Entwurf einer neuen E-Privacy-Verordnung enttäuscht auf ganzer Linie

Zum heute von der portugiesischen Ratspräsidentschaft vorgelegten Entwurf für eine „ePrivacy-Verordnung“ erklärt Konstantin von Notz, Stellvertretender Fraktionsvorsitzender:

Es ist ein schlechter Tag für den Datenschutz: Der Vorschlag der portugiesischen Ratspräsidentschaft für eine „ePrivacy-Verordnung“ bleibt sogar hinter dem Vorschlag der EU-Kommission aus 2017 zurück und enttäuscht damit auf ganzer Linie.  Mit dem heutigen Vorschlag droht eine weitere Aufweichung des mühsamen erkämpften Grundrechtsschutz der Menschen in Europa. Bestehende Schutzstandards werden untergraben, zahlreiche Fragen bleiben ungeklärt.

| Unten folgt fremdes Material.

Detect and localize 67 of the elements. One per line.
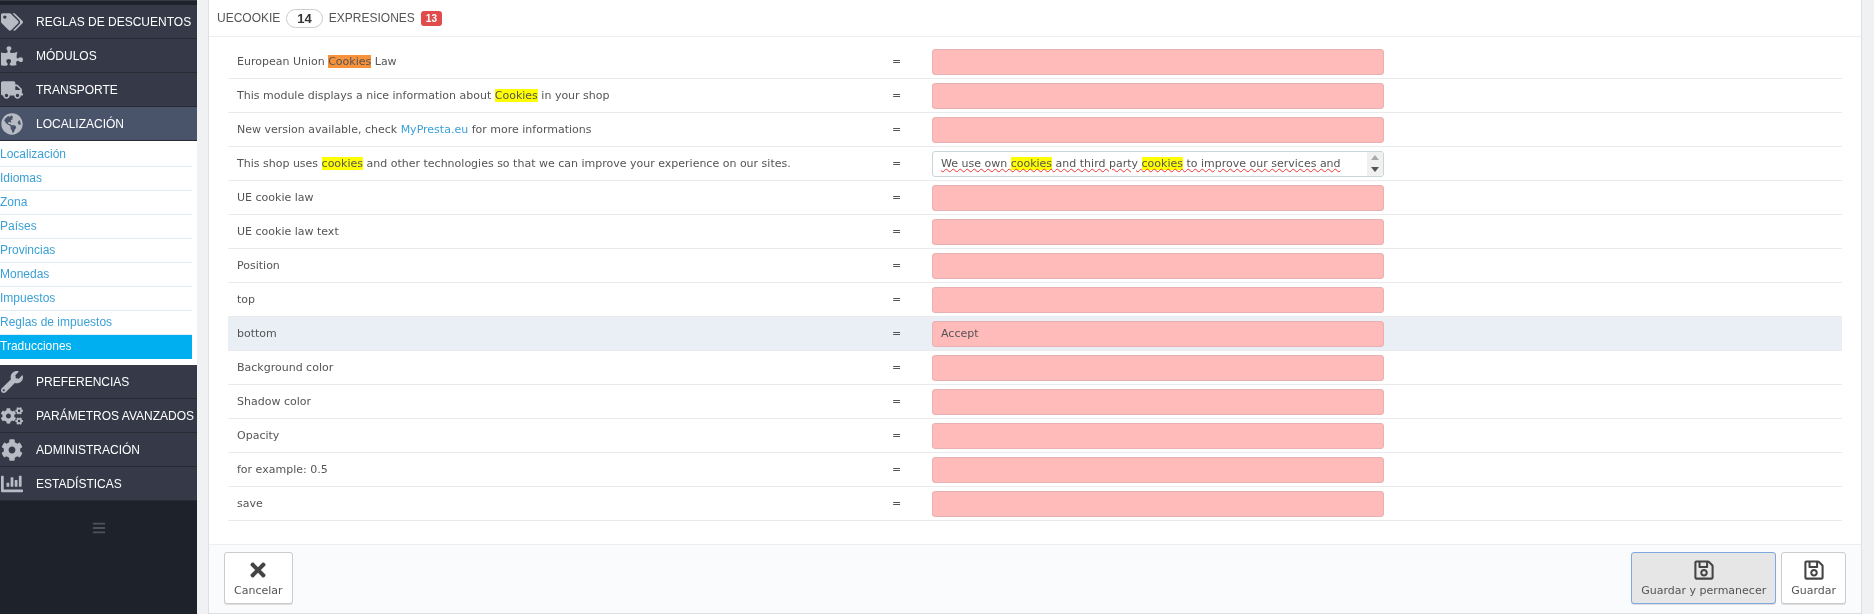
missing-count-badge: 13 — [420, 10, 442, 26]
source-text: European Union Cookies Law — [236, 55, 398, 68]
translation-input[interactable] — [932, 218, 1384, 245]
translation-input[interactable] — [932, 354, 1384, 381]
gears-icon — [0, 404, 24, 427]
sidebar-menu-item[interactable]: ADMINISTRACIÓN — [0, 433, 197, 467]
equals-sign: = — [892, 157, 902, 170]
sidebar-menu-item[interactable]: LOCALIZACIÓN — [0, 107, 197, 141]
save-button[interactable]: Guardar — [1781, 552, 1846, 604]
equals-sign: = — [892, 361, 902, 374]
source-text: This shop uses cookies and other technologies so that we can improve your experience on our sites. — [236, 157, 792, 170]
menu-icon[interactable] — [91, 521, 106, 535]
source-text: for example: 0.5 — [236, 463, 329, 476]
translation-input[interactable] — [932, 490, 1384, 517]
settings-icon — [0, 438, 24, 461]
equals-sign: = — [892, 123, 902, 136]
translation-input[interactable] — [932, 116, 1384, 143]
source-text: save — [236, 497, 264, 510]
translation-input[interactable] — [932, 252, 1384, 279]
sidebar-menu-item[interactable]: TRANSPORTE — [0, 73, 197, 107]
scrollbar[interactable] — [1367, 151, 1383, 176]
source-text: Background color — [236, 361, 335, 374]
sidebar-menu-item[interactable]: MÓDULOS — [0, 39, 197, 73]
expressions-label: EXPRESIONES — [328, 11, 415, 25]
module-title: UECOOKIE — [217, 11, 281, 25]
translation-input[interactable] — [932, 48, 1384, 75]
translation-textarea[interactable]: We use own cookies and third party cookies to improve our services and — [932, 150, 1384, 177]
translation-input[interactable] — [932, 286, 1384, 313]
scroll-up-icon[interactable] — [1371, 155, 1379, 160]
source-text: UE cookie law text — [236, 225, 340, 238]
cancel-button[interactable]: Cancelar — [224, 552, 293, 604]
source-text: New version available, check MyPresta.eu for more informations — [236, 123, 593, 136]
translation-input[interactable]: Accept — [932, 320, 1384, 347]
translation-input[interactable] — [932, 388, 1384, 415]
translation-input[interactable] — [932, 422, 1384, 449]
equals-sign: = — [892, 55, 902, 68]
save-button[interactable]: Guardar y permanecer — [1631, 552, 1777, 604]
sidebar-menu-item[interactable]: PARÁMETROS AVANZADOS — [0, 399, 197, 433]
translation-input[interactable] — [932, 456, 1384, 483]
equals-sign: = — [892, 191, 902, 204]
equals-sign: = — [892, 259, 902, 272]
source-text: Position — [236, 259, 281, 272]
source-text: bottom — [236, 327, 278, 340]
tag-icon — [0, 10, 24, 33]
source-text: top — [236, 293, 257, 306]
source-text: Shadow color — [236, 395, 312, 408]
source-text: UE cookie law — [236, 191, 315, 204]
equals-sign: = — [892, 497, 902, 510]
sidebar-menu-item[interactable]: PREFERENCIAS — [0, 365, 197, 399]
puzzle-icon — [0, 44, 24, 67]
equals-sign: = — [892, 395, 902, 408]
translation-input[interactable] — [932, 82, 1384, 109]
equals-sign: = — [892, 225, 902, 238]
source-text: This module displays a nice information about Cookies in your shop — [236, 89, 611, 102]
equals-sign: = — [892, 89, 902, 102]
source-text: Opacity — [236, 429, 281, 442]
sidebar-menu-item[interactable]: ESTADÍSTICAS — [0, 467, 197, 501]
scroll-down-icon[interactable] — [1371, 167, 1379, 172]
translation-input[interactable] — [932, 184, 1384, 211]
equals-sign: = — [892, 327, 902, 340]
wrench-icon — [0, 370, 24, 393]
equals-sign: = — [892, 463, 902, 476]
sidebar-menu-item[interactable]: REGLAS DE DESCUENTOS — [0, 5, 197, 39]
equals-sign: = — [892, 429, 902, 442]
truck-icon — [0, 78, 24, 101]
equals-sign: = — [892, 293, 902, 306]
globe-icon — [0, 112, 24, 135]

Der Verordnungs-Entwurf stellt in vielerlei Hinsicht einen echten Rückschritt dar. Nutzerinnen und Nutzer verlieren wichtige Schutzgarantien, wie beispielsweise das Widerspruchsrecht und die Datenschutz-Folgenabschätzung, während zeitgleich ein Rückgriff auf die hart errungenen Schutzgarantien aus der Datenschutz-Grundverordnung ausgeschlossen wird. Sogenannte „Cookie Walls“ werden für zulässig erklärt und personenbezogene Daten sollen künftig ohne Einwilligung der Nutzerinnen und Nutzer zu anderen Zwecken weiterverarbeitet werden können.

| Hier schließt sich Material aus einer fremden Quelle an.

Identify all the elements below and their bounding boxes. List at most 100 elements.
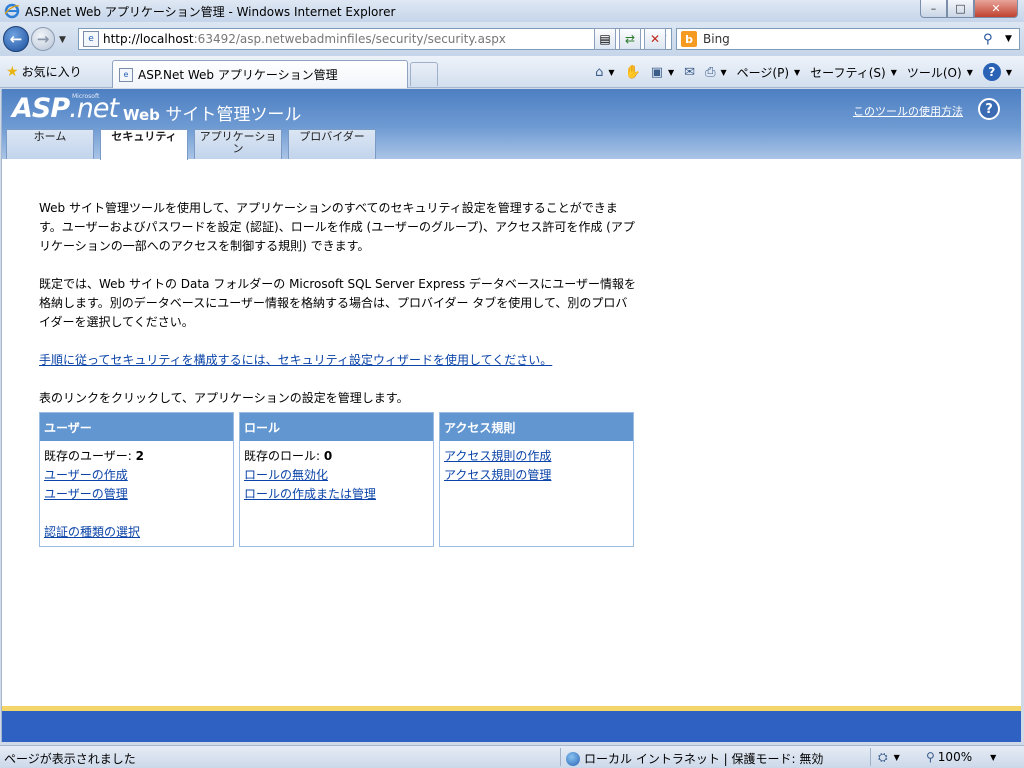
roles-header: ロール [240, 413, 433, 441]
tools-menu[interactable]: ツール(O) ▼ [907, 64, 973, 81]
address-url-host: http://localhost [103, 32, 194, 46]
shield-icon: ⛭ [878, 750, 888, 764]
management-table: ユーザー 既存のユーザー: 2 ユーザーの作成 ユーザーの管理 認証の種類の選択… [39, 412, 639, 547]
security-zone[interactable]: ローカル イントラネット | 保護モード: 無効 [566, 750, 823, 767]
site-title: Web サイト管理ツール [123, 100, 301, 125]
arrow-left-icon: ← [9, 30, 23, 48]
minimize-button[interactable]: – [920, 0, 947, 18]
existing-users: 既存のユーザー: 2 [44, 447, 229, 466]
existing-roles-label: 既存のロール: [244, 449, 324, 463]
security-wizard-link[interactable]: 手順に従ってセキュリティを構成するには、セキュリティ設定ウィザードを使用してくだ… [39, 353, 552, 367]
address-url[interactable]: http://localhost:63492/asp.netwebadminfi… [103, 32, 655, 46]
search-provider-label: Bing [703, 32, 730, 46]
access-rules-header: アクセス規則 [440, 413, 633, 441]
stop-icon: ✕ [649, 32, 661, 46]
select-auth-type-link[interactable]: 認証の種類の選択 [44, 523, 229, 542]
users-header: ユーザー [40, 413, 233, 441]
users-column: ユーザー 既存のユーザー: 2 ユーザーの作成 ユーザーの管理 認証の種類の選択 [39, 412, 234, 547]
mail-button[interactable]: ✉ [684, 65, 695, 80]
print-button[interactable]: ⎙ ▼ [705, 65, 727, 80]
disable-roles-link[interactable]: ロールの無効化 [244, 466, 429, 485]
security-content: Web サイト管理ツールを使用して、アプリケーションのすべてのセキュリティ設定を… [39, 199, 639, 427]
zoom-icon: ⚲ [926, 750, 935, 764]
tab-security[interactable]: セキュリティ [100, 129, 188, 160]
ie-logo-icon [4, 3, 20, 19]
status-bar: ページが表示されました ローカル イントラネット | 保護モード: 無効 ⛭ ▼ … [0, 745, 1024, 768]
admin-tabs: ホーム セキュリティ アプリケーション プロバイダー [6, 129, 382, 160]
feeds-button[interactable]: ▣ ▼ [651, 65, 674, 80]
arrow-right-icon: → [36, 30, 50, 48]
refresh-icon: ⇄ [624, 32, 636, 46]
existing-roles-count: 0 [323, 449, 333, 463]
search-icon[interactable]: ⚲ [983, 32, 1005, 47]
home-button[interactable]: ⌂ ▼ [595, 65, 614, 80]
compatibility-view-button[interactable]: ▤ [594, 28, 616, 50]
zoom-control[interactable]: ⚲ 100% ▼ [926, 750, 996, 764]
address-bar[interactable]: e http://localhost:63492/asp.netwebadmin… [78, 28, 672, 50]
new-tab-button[interactable] [410, 62, 438, 86]
favorites-label: お気に入り [21, 65, 82, 79]
hand-button[interactable]: ✋ [625, 65, 641, 80]
create-user-link[interactable]: ユーザーの作成 [44, 466, 229, 485]
search-box[interactable]: b Bing ⚲ ▼ [676, 28, 1020, 50]
home-icon: ⌂ [595, 64, 604, 80]
chevron-down-icon: ▼ [893, 753, 900, 762]
manage-users-link[interactable]: ユーザーの管理 [44, 485, 229, 504]
chevron-down-icon: ▼ [1005, 67, 1012, 77]
browser-tab-active[interactable]: e ASP.Net Web アプリケーション管理 [112, 60, 408, 88]
aspnet-logo: ASP.net Microsoft [12, 93, 119, 124]
maximize-button[interactable]: □ [947, 0, 974, 18]
chevron-down-icon: ▼ [890, 67, 897, 77]
search-options-dropdown[interactable]: ▼ [1005, 34, 1019, 44]
star-icon: ★ [6, 63, 19, 80]
tab-provider[interactable]: プロバイダー [288, 129, 376, 159]
zoom-level: 100% [937, 750, 973, 764]
recent-pages-dropdown[interactable]: ▼ [59, 35, 66, 45]
hand-icon: ✋ [624, 64, 641, 80]
help-link[interactable]: このツールの使用方法 [853, 103, 963, 119]
favorites-button[interactable]: ★ お気に入り [6, 63, 82, 80]
manage-access-rules-link[interactable]: アクセス規則の管理 [444, 466, 629, 485]
chevron-down-icon[interactable]: ▼ [668, 68, 674, 77]
page-menu-label: ページ(P) [736, 65, 790, 80]
existing-users-count: 2 [135, 449, 144, 463]
chevron-down-icon: ▼ [966, 67, 973, 77]
chevron-down-icon[interactable]: ▼ [608, 68, 614, 77]
safety-menu[interactable]: セーフティ(S) ▼ [810, 64, 897, 81]
logo-asp: ASP [12, 93, 70, 124]
intro-paragraph: Web サイト管理ツールを使用して、アプリケーションのすべてのセキュリティ設定を… [39, 201, 635, 253]
security-zone-label: ローカル イントラネット | 保護モード: 無効 [584, 752, 824, 766]
forward-button[interactable]: → [31, 27, 55, 51]
page-icon: e [83, 31, 99, 47]
close-button[interactable]: ✕ [974, 0, 1018, 18]
roles-column: ロール 既存のロール: 0 ロールの無効化 ロールの作成または管理 [239, 412, 434, 547]
help-question-icon[interactable]: ? [978, 98, 1000, 120]
help-icon: ? [982, 63, 1001, 81]
window-titlebar[interactable]: ASP.Net Web アプリケーション管理 - Windows Interne… [0, 0, 1024, 22]
chevron-down-icon: ▼ [794, 67, 801, 77]
bing-icon: b [681, 31, 697, 47]
site-title-web: Web [123, 106, 160, 124]
help-menu[interactable]: ? ▼ [982, 63, 1012, 81]
chevron-down-icon[interactable]: ▼ [720, 68, 726, 77]
access-rules-column: アクセス規則 アクセス規則の作成 アクセス規則の管理 [439, 412, 634, 547]
back-button[interactable]: ← [3, 26, 29, 52]
site-header: ASP.net Microsoft Web サイト管理ツール このツールの使用方… [2, 89, 1021, 160]
rss-icon: ▣ [650, 64, 664, 80]
create-manage-roles-link[interactable]: ロールの作成または管理 [244, 485, 429, 504]
create-access-rule-link[interactable]: アクセス規則の作成 [444, 447, 629, 466]
window-title: ASP.Net Web アプリケーション管理 - Windows Interne… [25, 4, 396, 19]
protected-mode-button[interactable]: ⛭ ▼ [878, 750, 900, 765]
logo-microsoft: Microsoft [72, 93, 100, 100]
status-divider [870, 748, 871, 766]
command-bar: ★ お気に入り e ASP.Net Web アプリケーション管理 ⌂ ▼ ✋ ▣ ▼… [0, 56, 1024, 88]
tab-home[interactable]: ホーム [6, 129, 94, 159]
status-divider [560, 748, 561, 766]
refresh-button[interactable]: ⇄ [619, 28, 641, 50]
page-viewport: ASP.net Microsoft Web サイト管理ツール このツールの使用方… [1, 89, 1021, 742]
page-menu[interactable]: ページ(P) ▼ [737, 64, 801, 81]
stop-button[interactable]: ✕ [644, 28, 666, 50]
footer-bar [2, 711, 1021, 742]
tools-menu-label: ツール(O) [906, 65, 962, 80]
tab-application[interactable]: アプリケーション [194, 129, 282, 159]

Es ist absolut unverständlich und beinahe ignorant gegenüber der Rechtsprechung höchster Gerichte, dass am Ziel einer Wiedereinführung der Vorratsdatenspeicherung festgehalten wird. Insgesamt sind die geplanten, neuen Eingriffsmöglichkeiten in Grundrechte enorm und tiefgehend. Mitgliedsstaaten und Ratspräsidentschaft zeigen mit diesem Entwurf, dass sie die Bedeutung des effektiven Grundrechtsschutz im Digitalen noch immer nicht verstanden haben.

Die Bundesregierung trägt hierfür eine glasklare Mitverantwortung. Statt das drängende und wichtige Thema während der eigenen EU-Ratspräsidentschaft mit der nötigen Entschlossenheit anzugehen und voranzutreiben, wozu wir sie immer wieder aufgefordert haben, hat sie es schlicht ausgesessen. Das heutige Ergebnis ist damit auch das Ergebnis ihres Nichtstuns.

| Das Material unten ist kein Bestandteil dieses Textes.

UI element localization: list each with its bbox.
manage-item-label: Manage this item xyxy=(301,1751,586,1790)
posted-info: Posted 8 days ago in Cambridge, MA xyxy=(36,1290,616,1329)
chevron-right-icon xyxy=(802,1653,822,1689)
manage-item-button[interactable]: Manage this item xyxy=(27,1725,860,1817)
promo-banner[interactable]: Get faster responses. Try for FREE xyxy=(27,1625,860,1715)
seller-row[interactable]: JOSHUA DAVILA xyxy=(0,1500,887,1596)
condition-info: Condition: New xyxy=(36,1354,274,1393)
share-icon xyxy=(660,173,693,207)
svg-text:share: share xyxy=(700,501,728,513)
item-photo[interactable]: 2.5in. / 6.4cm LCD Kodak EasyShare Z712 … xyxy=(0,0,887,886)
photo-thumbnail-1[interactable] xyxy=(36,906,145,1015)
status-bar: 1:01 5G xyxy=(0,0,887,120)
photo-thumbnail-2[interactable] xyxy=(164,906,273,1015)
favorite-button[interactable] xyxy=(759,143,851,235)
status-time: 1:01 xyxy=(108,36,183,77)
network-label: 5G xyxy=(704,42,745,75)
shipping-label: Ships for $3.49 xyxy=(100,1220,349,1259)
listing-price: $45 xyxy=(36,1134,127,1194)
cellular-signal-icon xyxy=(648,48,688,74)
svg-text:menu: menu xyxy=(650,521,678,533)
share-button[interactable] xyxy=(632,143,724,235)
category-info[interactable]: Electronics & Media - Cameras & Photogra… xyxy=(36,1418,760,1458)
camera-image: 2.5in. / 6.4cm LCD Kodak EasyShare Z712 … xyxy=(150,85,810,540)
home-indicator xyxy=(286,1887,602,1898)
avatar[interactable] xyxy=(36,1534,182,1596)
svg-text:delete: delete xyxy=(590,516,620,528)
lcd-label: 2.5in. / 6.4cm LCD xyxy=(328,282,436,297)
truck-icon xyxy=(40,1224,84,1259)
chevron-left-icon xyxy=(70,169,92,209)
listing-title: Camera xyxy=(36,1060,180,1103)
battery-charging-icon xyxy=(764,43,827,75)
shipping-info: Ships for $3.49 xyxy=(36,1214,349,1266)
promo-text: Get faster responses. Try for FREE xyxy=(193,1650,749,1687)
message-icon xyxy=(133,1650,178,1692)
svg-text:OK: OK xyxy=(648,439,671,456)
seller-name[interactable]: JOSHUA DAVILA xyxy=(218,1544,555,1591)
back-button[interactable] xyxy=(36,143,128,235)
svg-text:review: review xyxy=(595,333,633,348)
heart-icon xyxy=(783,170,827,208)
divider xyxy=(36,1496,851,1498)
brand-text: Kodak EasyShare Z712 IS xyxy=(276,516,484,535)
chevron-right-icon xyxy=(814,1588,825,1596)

Erneut wird das Europäisches Parlament während der Trilog-Verhandlungen mit aller Klarheit für ein deutlich stärkeres Datenschutzniveau eintreten und für erhebliche Nachbesserungen an der Verordnung sorgen müssen, um mühsam erkämpfte Schutzstandards zu verteidigen und auszubauen. Als grüne Bundestagsfraktion werden wir diesen Prozess intensiv begleiten.